Devemos aprender que é papel do Estado e da sociedade em geral cuidar dos mais fracos, e que, se sabemos de uma violência e não agimos contra ela, nos tornamos cúmplices. É preciso entender estas estatísticas que apresentamos como um problema que a sociedade brasileira em seu conjunto precisa enfrentar.
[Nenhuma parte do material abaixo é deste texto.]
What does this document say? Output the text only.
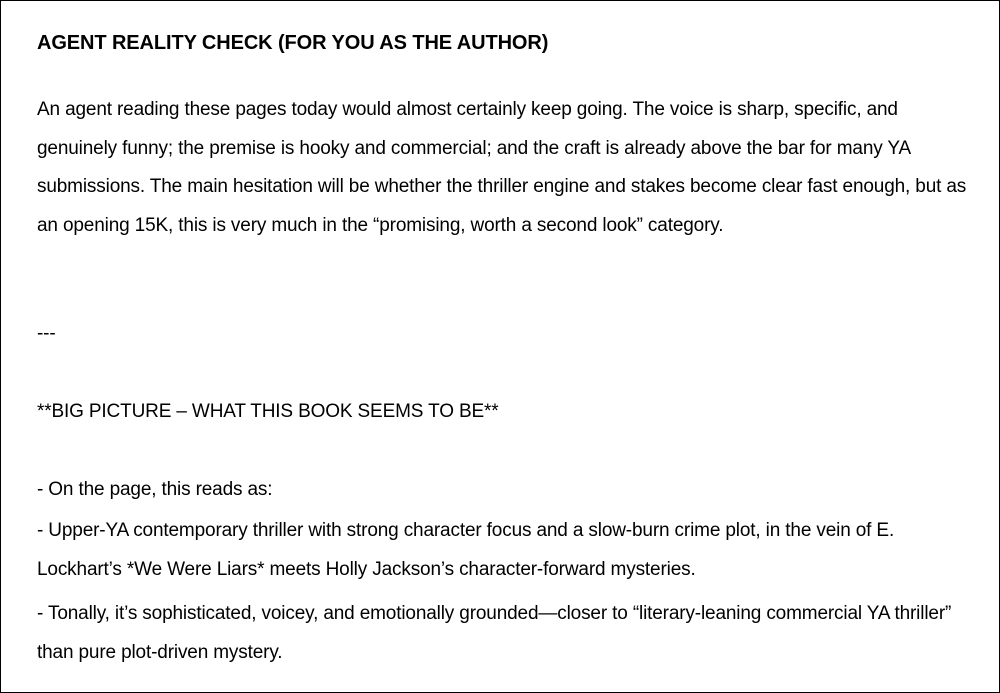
AGENT REALITY CHECK (FOR YOU AS THE AUTHOR)
An agent reading these pages today would almost certainly keep going. The voice is sharp, specific, and genuinely funny; the premise is hooky and commercial; and the craft is already above the bar for many YA submissions. The main hesitation will be whether the thriller engine and stakes become clear fast enough, but as an opening 15K, this is very much in the “promising, worth a second look” category.
---
**BIG PICTURE – WHAT THIS BOOK SEEMS TO BE**
- On the page, this reads as:
- Upper-YA contemporary thriller with strong character focus and a slow-burn crime plot, in the vein of E. Lockhart’s *We Were Liars* meets Holly Jackson’s character-forward mysteries.
- Tonally, it’s sophisticated, voicey, and emotionally grounded—closer to “literary-leaning commercial YA thriller” than pure plot-driven mystery.
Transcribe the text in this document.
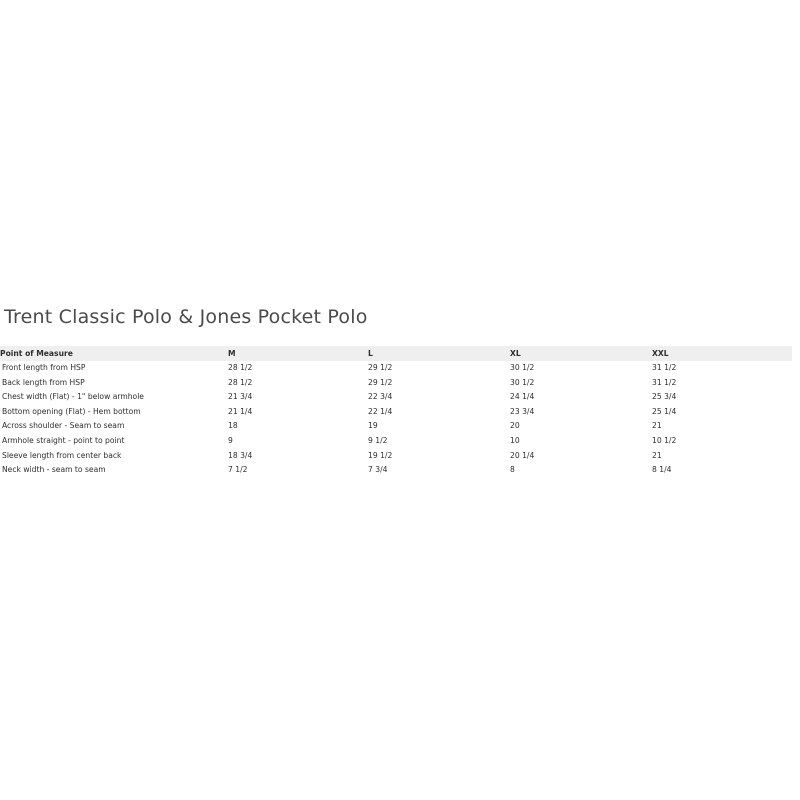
Trent Classic Polo & Jones Pocket Polo
Point of Measure	M	L	XL	XXL
Front length from HSP	28 1/2	29 1/2	30 1/2	31 1/2
Back length from HSP	28 1/2	29 1/2	30 1/2	31 1/2
Chest width (Flat) - 1" below armhole	21 3/4	22 3/4	24 1/4	25 3/4
Bottom opening (Flat) - Hem bottom	21 1/4	22 1/4	23 3/4	25 1/4
Across shoulder - Seam to seam	18	19	20	21
Armhole straight - point to point	9	9 1/2	10	10 1/2
Sleeve length from center back	18 3/4	19 1/2	20 1/4	21
Neck width - seam to seam	7 1/2	7 3/4	8	8 1/4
É preciso compreender e valorizar o papel da escola, tanto para a construção de sujeitos que não liguem sua masculinidade à violência ou sua feminilidade à fragilidade e à passividade, como para a construção de cidadãos que não aceitem estes números estarrecedores, que não aceitem discursos de ódio, que não elejam legisladores que desejam que a realidade permaneça tal como está. Precisamos de sujeitos e cidadãos comprometidos com a mudança da sociedade, com a construção de uma sociedade mais justa e menos violenta.

QUAIS AS PRÁTICAS MAIS INTERESSANTES EM ESCOLAS NA ABORDAGEM DA QUESTÃO DE GÊNERO QUE VOCÊ CONHECE, QUE JÁ ACONTECEM?Não saberia escolher apenas algumas, até porque não seria justo com as educadoras e educadores. Existe muita coisa boa sendo feita Brasil afora e, com toda a perseguição destes grupos conservadores, muitas educadoras e educadores acham por bem nem divulgar suas práticas. Mas pequenas mudanças já fazem muita diferença. A não-separação entre meninos e meninas nas filas e a não-separação entre brinquedos de meninos (carrinhos, bolas, heróis e ferramentas) e brinquedos de meninas (bonecas, acessórios, panelinhas e vassouras) na educação infantil já são um grande avanço. A não-organização da educação física em jogos coletivos para os meninos e ginástica para as meninas também é importante. A não-repetição de estereótipos de gênero nas falas, como “menino não chora”, “senta como uma mocinha” e “menina não fala palavrão”, é outro avanço.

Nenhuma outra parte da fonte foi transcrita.